Round-tripping a payload through an API
When a third-party API accepts a Base64-encoded configuration blob, build the blob, encode it with Base64 Encoder & Decoder, send the request, then decode the echoed value from the response to confirm the server stored exactly what you sent. The combined tool keeps the encode and decode panes visible together, which is the fastest way to verify a round-trip without toggling tabs.
Related guides
Base64 Encoding Explained: What It Is and When to Use It
Learn what Base64 encoding is, how it works, and when to use it. Covers data URIs, API auth, JWT tokens, and image encoding with practical examples.
Text Encoding Demystified: ASCII, Unicode, and UTF-8 for Developers
Understand text encoding from ASCII to Unicode and UTF-8. Learn byte structures, encoding comparisons, common problems like mojibake, and practical solutions.

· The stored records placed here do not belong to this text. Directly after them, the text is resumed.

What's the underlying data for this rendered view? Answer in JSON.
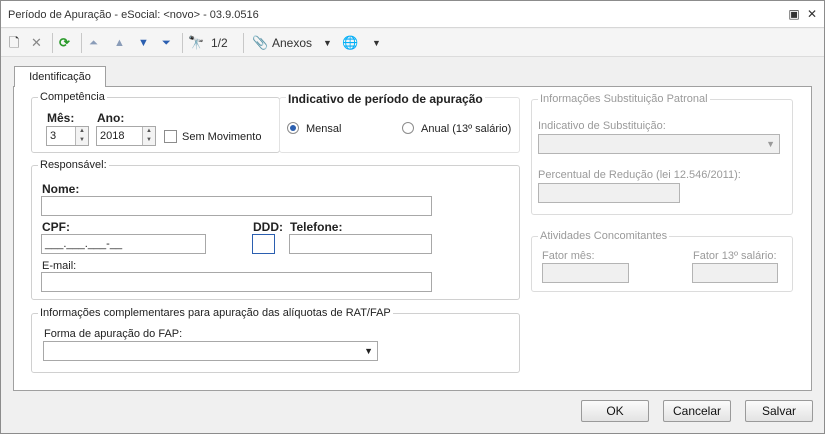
{
  "window": {
    "title": "Período de Apuração - eSocial: <novo> - 03.9.0516"
  },
  "toolbar": {
    "page": "1/2",
    "anexos": "Anexos"
  },
  "tabs": [
    {
      "label": "Identificação"
    }
  ],
  "competencia": {
    "legend": "Competência",
    "mes_label": "Mês:",
    "mes_value": "3",
    "ano_label": "Ano:",
    "ano_value": "2018",
    "sem_movimento": "Sem Movimento"
  },
  "indicativo": {
    "legend": "Indicativo de período de apuração",
    "mensal": "Mensal",
    "anual": "Anual (13º salário)",
    "selected": "Mensal"
  },
  "responsavel": {
    "legend": "Responsável:",
    "nome_label": "Nome:",
    "nome_value": "",
    "cpf_label": "CPF:",
    "cpf_value": "___.___.___-__",
    "ddd_label": "DDD:",
    "ddd_value": "",
    "telefone_label": "Telefone:",
    "telefone_value": "",
    "email_label": "E-mail:",
    "email_value": ""
  },
  "rat_fap": {
    "legend": "Informações complementares para apuração das alíquotas de RAT/FAP",
    "forma_label": "Forma de apuração do FAP:",
    "forma_value": ""
  },
  "substituicao": {
    "legend": "Informações Substituição Patronal",
    "indicativo_label": "Indicativo de Substituição:",
    "percentual_label": "Percentual de Redução  (lei 12.546/2011):"
  },
  "atividades": {
    "legend": "Atividades Concomitantes",
    "fator_mes_label": "Fator mês:",
    "fator_13_label": "Fator 13º salário:"
  },
  "buttons": {
    "ok": "OK",
    "cancelar": "Cancelar",
    "salvar": "Salvar"
  }
}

Frequently asked questions
Why does Base64 output look longer than the input?
Base64 represents three input bytes as four output characters drawn from a 64-symbol alphabet, so encoded output is always about 33 percent larger than the source. That overhead is the price of transporting arbitrary bytes through a channel that only accepts printable ASCII, which is why email attachments, JWT payloads, and data URIs all use Base64 even though they pay the size tax.
When should I percent-encode a value and when should I leave it alone?
Encode any user-supplied value before putting it into a URL path segment, query parameter, or fragment. The reserved characters (&, =, ?, #, /, +, space) change meaning inside a URL, so leaving them raw either breaks the request or silently shifts which parameter receives which value. Leave fully-formed URLs alone — encoding a URL that is already well-formed produces a doubly-encoded mess.
What is the difference between URL encoding and Base64?
They solve different problems. URL encoding (also called percent encoding) escapes a small set of characters that have syntactic meaning inside a URL, keeping everything else readable. Base64 rewrites arbitrary binary into a printable alphabet regardless of the original content. Use URL encoding for text that happens to contain reserved characters; use Base64 when you need to shuttle binary through a text-only channel.
Why do I sometimes see + in encoded URLs and sometimes %20?
Both represent a space, but they come from different specs. application/x-www-form-urlencoded (classic HTML form submissions) encodes space as +, while RFC 3986 URL encoding uses %20. Modern tooling tends to emit %20 everywhere, which is safer, but server frameworks still accept + in query strings for compatibility. BeautiCode defaults to %20 so the output round-trips through any decoder.
Can I paste a JWT into the Base64 decoder?
Yes, but decode one segment at a time. A JWT is three Base64URL-encoded segments separated by dots: header, payload, and signature. Drop the header or payload into Base64 Decoder and you will see the JSON. The signature is raw bytes of a cryptographic tag, not text, so it is normal that decoding it looks like garbage — that segment is meant to be verified, not read.